Katholischer Traditionalismus
Der Begriff Traditionalismus wird im konfessionellen Zusammenhang nicht ausschließlich, aber überwiegend für religiöse Gruppierungen verwendet, die innerhalb der katholischen Kirche der dogmatischen und liturgischen Tradition sowohl gegenüber dem Anspruch der Heiligen Schrift (Bibel) einerseits, als auch angesichts der gesellschaftlichen Herausforderungen andererseits, ein besonders großes, aus Sicht der Kirchenleitung: zu großes Gewicht beimessen. Anders geartet ist der protestantisch-biblische Fundamentalismus.
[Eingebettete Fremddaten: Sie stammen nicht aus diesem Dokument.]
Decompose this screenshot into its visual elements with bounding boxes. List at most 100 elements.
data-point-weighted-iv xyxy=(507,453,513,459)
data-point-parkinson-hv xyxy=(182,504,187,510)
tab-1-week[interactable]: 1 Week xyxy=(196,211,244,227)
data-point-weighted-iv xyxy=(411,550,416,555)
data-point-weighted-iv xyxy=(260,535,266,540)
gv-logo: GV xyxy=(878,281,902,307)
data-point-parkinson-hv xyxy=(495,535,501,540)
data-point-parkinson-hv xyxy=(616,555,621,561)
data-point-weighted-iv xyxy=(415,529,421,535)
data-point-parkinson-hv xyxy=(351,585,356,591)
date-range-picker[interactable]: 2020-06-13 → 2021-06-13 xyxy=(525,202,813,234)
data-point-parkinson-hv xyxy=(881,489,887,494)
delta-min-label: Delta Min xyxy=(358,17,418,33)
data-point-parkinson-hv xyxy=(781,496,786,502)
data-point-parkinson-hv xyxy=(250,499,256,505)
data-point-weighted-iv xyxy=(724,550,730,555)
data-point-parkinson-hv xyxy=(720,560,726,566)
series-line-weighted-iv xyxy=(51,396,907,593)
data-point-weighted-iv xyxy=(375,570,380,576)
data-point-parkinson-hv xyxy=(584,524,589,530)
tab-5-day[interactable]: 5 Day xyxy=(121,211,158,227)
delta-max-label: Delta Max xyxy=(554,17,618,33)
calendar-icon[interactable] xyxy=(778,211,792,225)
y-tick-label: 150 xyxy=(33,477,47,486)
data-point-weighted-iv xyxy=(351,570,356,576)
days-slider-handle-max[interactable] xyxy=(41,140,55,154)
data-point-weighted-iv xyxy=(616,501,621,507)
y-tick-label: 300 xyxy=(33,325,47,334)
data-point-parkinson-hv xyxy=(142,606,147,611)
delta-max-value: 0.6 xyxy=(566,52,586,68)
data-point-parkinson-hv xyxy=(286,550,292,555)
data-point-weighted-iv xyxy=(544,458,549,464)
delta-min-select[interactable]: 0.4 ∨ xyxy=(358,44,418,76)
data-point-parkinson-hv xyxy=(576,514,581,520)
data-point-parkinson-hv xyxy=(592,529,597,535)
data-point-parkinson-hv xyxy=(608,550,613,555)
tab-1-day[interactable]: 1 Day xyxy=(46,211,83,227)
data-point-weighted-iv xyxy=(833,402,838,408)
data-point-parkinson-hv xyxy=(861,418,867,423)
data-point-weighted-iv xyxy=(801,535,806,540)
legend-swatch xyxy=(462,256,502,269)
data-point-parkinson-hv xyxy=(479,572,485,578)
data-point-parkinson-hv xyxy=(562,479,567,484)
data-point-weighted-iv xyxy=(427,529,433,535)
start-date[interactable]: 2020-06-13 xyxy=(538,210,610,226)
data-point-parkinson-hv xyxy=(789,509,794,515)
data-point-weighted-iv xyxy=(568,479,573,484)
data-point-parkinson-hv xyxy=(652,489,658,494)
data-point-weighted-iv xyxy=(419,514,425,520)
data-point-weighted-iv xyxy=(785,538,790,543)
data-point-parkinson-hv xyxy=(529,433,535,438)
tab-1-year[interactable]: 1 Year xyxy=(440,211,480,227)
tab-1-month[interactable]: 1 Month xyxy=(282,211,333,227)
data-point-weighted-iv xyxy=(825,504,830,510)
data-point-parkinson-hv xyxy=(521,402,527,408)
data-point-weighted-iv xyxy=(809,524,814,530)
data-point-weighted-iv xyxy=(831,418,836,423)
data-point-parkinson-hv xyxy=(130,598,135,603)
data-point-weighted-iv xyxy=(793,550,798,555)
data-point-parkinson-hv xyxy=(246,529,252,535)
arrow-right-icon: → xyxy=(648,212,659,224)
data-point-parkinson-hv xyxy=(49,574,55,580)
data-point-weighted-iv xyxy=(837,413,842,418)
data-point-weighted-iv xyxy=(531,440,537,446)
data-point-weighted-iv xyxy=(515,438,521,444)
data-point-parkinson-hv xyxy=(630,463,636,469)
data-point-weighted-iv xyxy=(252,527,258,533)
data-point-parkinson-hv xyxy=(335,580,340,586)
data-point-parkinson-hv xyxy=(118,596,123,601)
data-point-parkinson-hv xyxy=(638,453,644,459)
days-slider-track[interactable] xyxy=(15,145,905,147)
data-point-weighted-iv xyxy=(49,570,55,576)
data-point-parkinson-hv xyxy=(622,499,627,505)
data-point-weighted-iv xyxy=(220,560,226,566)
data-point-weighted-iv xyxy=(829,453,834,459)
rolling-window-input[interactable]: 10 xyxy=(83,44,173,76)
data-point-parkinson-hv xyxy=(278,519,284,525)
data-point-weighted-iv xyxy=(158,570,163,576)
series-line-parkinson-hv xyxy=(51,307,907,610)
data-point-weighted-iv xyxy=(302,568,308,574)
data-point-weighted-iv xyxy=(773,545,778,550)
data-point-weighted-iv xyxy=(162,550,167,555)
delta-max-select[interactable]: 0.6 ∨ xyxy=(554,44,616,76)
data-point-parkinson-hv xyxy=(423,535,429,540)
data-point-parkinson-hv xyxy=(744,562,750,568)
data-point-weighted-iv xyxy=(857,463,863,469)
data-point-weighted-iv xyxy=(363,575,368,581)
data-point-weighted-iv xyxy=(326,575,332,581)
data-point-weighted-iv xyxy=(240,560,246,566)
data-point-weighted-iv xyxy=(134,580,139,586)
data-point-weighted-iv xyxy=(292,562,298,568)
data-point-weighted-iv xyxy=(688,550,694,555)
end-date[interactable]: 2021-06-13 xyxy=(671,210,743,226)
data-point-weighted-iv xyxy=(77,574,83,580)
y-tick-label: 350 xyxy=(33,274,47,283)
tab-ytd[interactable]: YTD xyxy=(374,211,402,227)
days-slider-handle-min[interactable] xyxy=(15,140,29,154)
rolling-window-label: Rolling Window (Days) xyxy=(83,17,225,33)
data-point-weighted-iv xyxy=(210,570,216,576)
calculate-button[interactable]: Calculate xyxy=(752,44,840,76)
Als rigorose Erscheinungsform des Traditionalismus wird der Integralismus noch besonders unterschieden. Der heutige Traditionalismus und Integralismus berufen sich häufig auf den Abwehrkampf des Papsttums vor dem 1. Weltkrieg, den vor allem Papst Pius X. gegen den Modernismus führte. Ohne hinreichende Rücksicht auf den historischen Kontext dieses Konflikts, identifizieren die Traditionalisten die damalige Abwehrhaltung gegen moderne Zeitirrtümer mit der Identität des Katholizismus selbst. Die Identität der Kirche ist nach katholischer Auffassung in allen Zeitaltern dieselbe; wandelbar ist allenfalls die historische Situation, in der die Kirche Jesu Christi ihren Auftrag erfüllen muss. Deshalb ist die Kirche zugleich stets zur Reform fähig.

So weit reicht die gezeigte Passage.